Mr Abbott was responding to Queensland mining magnate Clive Palmer’s planned High Court challenge against the tax.
“I certainly think that there are some constitutional issues,” he told Fairfax Radio on Thursday.
State governments would be the obvious candidates to challenge the constitutionality of the tax cut, Mr Abbott said.
Mr Palmer first threatened the move last year and now says he has legal advice that the carbon tax laws passed by parliament in November are unconstitutional.
The Clean Energy Future legislation is a deliberate attempt to circumvent sections 51 and (espec.) 55 of the Constitution – as Clive Palmer’s legal team have clearly advised him:
s.51 – The Parliament shall, subject to this Constitution, have power to make laws for the peace, order, and good government of the Commonwealth with respect to:
(ii) taxation; but so as not to discriminate between States or parts of States;
s.55 – Laws imposing taxation shall deal only with the imposition of taxation, and any provision therein dealing with any other matter shall be of no effect.
Laws imposing taxation, except laws imposing duties of customs or of excise, shall deal with one subject of taxation only; but laws imposing duties of customs shall deal with duties of customs only, and laws imposing duties of excise shall deal with duties of excise only.
The legislation also breaches section 114 of the Constitution – as Bryan Pape has affirmed, and Tony Abbott has indicated:
A State shall not, without the consent of the Parliament of the Commonwealth, raise or maintain any naval or military force, or impose any tax on property of any kind belonging to the Commonwealth, nor shall the Commonwealth impose any tax on property of any kind belonging to a State.
On Sunday 4 March, NSW Premier Barry O’Farrell personally assured me that he would have the NSW State Attorney-General look into a constitutional challenge.
Given his No. 1 election campaign pledge, Mr O’Farrell has no excuse not to challenge.
Let us see if Tony Abbott’s words today prompt any real action on the part of Liberal State Governments such as NSW, Victoria, and WA.
I’m not holding my breath.
They are politicians, after all.
I’m infinitely more inclined to trust the word of National Living Treasure Clive Palmer, than of the invertebrate liars posing as elected representatives of the Australian public.
Money is no object:
CLIVE Palmer has declared he is not a “frivolous” litigant as the Gillard government blasted the billionaire miner, saying his threatened High Court carbon tax challenge showed he had “more money than sense”.
Climate Change Minister Greg Combet said litigation was one of Mr Palmer’s “hobbies”, and the carbon tax was constitutionally sound.
But the Mineralogy boss and Queensland Nickel director said he was serious about the challenge, and was unconcerned over how long or how costly the case became.
“(The challenge) is by Queensland Nickel and it has a turnover of about $800 million a year, so the costs are neither here nor there for the company,” Mr Palmer told The Australian Online.
“You don’t mount challenges frivolously; you do so based on advice that you’ve got a strong case.
Mr Palmer said Queensland Nickel had received preliminary legal advice showing the government’s carbon tax was unconstitutional.
He said the company would receive its final advice next Friday and was hoping to have proceedings underway in the High Court by mid-April.
“We will keep fighting it until we get the judgment.
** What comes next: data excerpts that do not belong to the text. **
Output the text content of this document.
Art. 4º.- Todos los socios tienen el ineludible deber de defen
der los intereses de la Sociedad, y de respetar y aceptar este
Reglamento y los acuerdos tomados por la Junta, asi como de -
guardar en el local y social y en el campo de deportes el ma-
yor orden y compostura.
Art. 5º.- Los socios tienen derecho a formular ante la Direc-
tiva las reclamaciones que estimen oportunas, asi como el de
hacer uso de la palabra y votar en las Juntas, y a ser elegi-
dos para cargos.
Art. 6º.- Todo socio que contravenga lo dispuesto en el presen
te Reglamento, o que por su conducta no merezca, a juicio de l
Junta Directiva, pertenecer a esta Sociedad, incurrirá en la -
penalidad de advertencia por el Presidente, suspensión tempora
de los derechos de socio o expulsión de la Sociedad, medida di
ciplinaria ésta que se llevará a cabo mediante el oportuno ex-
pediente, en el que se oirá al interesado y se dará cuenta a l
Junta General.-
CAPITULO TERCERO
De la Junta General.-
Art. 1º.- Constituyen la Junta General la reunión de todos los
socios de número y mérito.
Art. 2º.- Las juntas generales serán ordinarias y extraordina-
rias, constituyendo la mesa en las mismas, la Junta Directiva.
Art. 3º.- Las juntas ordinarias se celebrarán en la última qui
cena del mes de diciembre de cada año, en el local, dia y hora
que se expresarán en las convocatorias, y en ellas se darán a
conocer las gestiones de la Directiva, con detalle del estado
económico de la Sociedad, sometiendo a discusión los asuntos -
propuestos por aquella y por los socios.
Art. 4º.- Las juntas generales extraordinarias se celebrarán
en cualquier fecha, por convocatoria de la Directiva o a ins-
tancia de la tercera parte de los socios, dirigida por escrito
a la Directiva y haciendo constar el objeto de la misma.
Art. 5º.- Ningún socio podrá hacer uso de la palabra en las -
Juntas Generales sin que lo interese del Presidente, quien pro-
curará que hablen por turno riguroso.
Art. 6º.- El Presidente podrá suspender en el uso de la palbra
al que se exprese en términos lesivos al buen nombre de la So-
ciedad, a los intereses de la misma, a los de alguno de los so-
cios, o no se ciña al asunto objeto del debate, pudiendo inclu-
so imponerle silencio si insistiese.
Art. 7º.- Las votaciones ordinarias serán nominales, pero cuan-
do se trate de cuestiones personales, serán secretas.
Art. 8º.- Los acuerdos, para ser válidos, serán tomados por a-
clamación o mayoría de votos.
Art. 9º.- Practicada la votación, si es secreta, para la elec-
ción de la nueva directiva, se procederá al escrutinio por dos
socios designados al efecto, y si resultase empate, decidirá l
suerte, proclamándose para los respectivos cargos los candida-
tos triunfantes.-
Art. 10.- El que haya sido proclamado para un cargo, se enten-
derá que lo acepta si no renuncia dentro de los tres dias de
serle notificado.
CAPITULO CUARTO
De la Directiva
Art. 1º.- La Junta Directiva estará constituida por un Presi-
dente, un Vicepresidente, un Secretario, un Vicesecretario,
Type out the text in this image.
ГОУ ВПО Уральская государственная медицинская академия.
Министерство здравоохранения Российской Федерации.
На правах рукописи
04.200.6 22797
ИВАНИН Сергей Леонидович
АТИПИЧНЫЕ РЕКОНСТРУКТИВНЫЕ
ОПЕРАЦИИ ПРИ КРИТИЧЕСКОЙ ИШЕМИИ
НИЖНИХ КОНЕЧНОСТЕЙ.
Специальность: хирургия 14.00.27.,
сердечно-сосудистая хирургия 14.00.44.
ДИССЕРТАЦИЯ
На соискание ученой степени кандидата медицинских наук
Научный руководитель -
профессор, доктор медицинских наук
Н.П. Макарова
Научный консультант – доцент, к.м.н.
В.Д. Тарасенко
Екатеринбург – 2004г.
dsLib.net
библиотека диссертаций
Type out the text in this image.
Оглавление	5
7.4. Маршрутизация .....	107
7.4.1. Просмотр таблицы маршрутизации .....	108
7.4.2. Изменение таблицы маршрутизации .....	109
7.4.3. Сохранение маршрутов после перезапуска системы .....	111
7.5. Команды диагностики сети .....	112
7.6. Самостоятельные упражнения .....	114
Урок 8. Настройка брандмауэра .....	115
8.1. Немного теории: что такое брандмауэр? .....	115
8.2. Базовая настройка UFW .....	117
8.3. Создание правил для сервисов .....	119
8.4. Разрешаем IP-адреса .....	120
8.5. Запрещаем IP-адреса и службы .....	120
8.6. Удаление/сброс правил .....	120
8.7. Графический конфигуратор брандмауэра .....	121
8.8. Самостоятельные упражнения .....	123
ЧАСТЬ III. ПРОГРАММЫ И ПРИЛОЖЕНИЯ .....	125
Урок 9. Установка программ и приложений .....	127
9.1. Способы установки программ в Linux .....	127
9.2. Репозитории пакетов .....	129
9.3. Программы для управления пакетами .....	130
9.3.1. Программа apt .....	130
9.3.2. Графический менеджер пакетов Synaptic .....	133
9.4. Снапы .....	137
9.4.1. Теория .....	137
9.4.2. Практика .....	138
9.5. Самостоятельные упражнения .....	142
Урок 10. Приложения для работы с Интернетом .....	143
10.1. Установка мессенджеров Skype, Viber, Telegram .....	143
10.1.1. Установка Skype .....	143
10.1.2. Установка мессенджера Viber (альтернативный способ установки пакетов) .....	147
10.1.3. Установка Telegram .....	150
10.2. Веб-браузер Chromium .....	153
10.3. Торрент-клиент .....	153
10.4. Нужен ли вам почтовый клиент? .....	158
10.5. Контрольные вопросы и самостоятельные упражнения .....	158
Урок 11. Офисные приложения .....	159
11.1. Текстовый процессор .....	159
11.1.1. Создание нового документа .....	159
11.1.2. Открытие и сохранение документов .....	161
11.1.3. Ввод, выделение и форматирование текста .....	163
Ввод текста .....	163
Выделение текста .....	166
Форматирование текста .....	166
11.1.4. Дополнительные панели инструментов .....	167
If we lose we will pay our costs and that will be it,” Mr Palmer said.
The 58-year-old mining boss is a staunch opponent of the government’s carbon and mining taxes but said ultimately it was a decision for Queensland Nickel’s board to launch proceedings.
Mr Palmer donates heavily to the Coalition.
“Politically I’ve expressed my view but that’s got nothing to do with the legality of it,” he said.
“The legality is another question. It’s a legal act by the government and they should be held to account.”